Department of Pathology and Laboratory Medicine, Institute on Aging and Center for Neurodegenerative Disease Research, University of Pennsylvania School of Medicine, Philadelphia, Pennsylvania, USA.
Nat Med. 2014 Feb;20(2):130-8. doi: 10.1038/nm.3457.

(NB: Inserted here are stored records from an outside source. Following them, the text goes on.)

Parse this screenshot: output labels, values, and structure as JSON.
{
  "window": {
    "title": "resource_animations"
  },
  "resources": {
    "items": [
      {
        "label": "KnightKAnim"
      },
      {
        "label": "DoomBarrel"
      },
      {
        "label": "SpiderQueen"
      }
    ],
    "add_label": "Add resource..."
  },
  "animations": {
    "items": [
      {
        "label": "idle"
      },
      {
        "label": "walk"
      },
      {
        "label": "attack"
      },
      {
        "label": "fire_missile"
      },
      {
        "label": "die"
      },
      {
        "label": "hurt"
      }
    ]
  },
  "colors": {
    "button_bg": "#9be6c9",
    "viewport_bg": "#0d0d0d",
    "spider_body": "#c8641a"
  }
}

A common feature of many neurodegenerative diseases is the deposition of β-sheet-rich amyloid aggregates formed by proteins specific to these diseases. These protein aggregates are thought to cause neuronal dysfunction, directly or indirectly. Recent studies have strongly implicated cell-to-cell transmission of misfolded proteins as a common mechanism for the onset and progression of various neurodegenerative disorders. Emerging evidence also suggests the presence of conformationally diverse 'strains' of each type of disease protein, which may be another shared feature of amyloid aggregates, accounting for the tremendous heterogeneity within each type of neurodegenerative disease. Although there are many more questions to be answered, these studies have opened up new avenues for therapeutic interventions in neurodegenerative disorders.
许多神经退行性疾病的一个共同特征是由这些疾病特有的蛋白质组成的富含β-折叠的淀粉样聚集物的沉积。这些蛋白质聚集物被认为直接或间接地导致神经元功能障碍。最近的研究强烈表明,错误折叠蛋白的细胞间传递是各种神经退行性疾病发病和进展的共同机制。新出现的证据还表明,每种疾病蛋白都存在构象多样的“菌株”,这可能是淀粉样聚集物的另一个共同特征,这解释了每种神经退行性疾病中存在的巨大异质性。尽管还有许多问题需要回答,但这些研究为神经退行性疾病的治疗干预开辟了新的途径。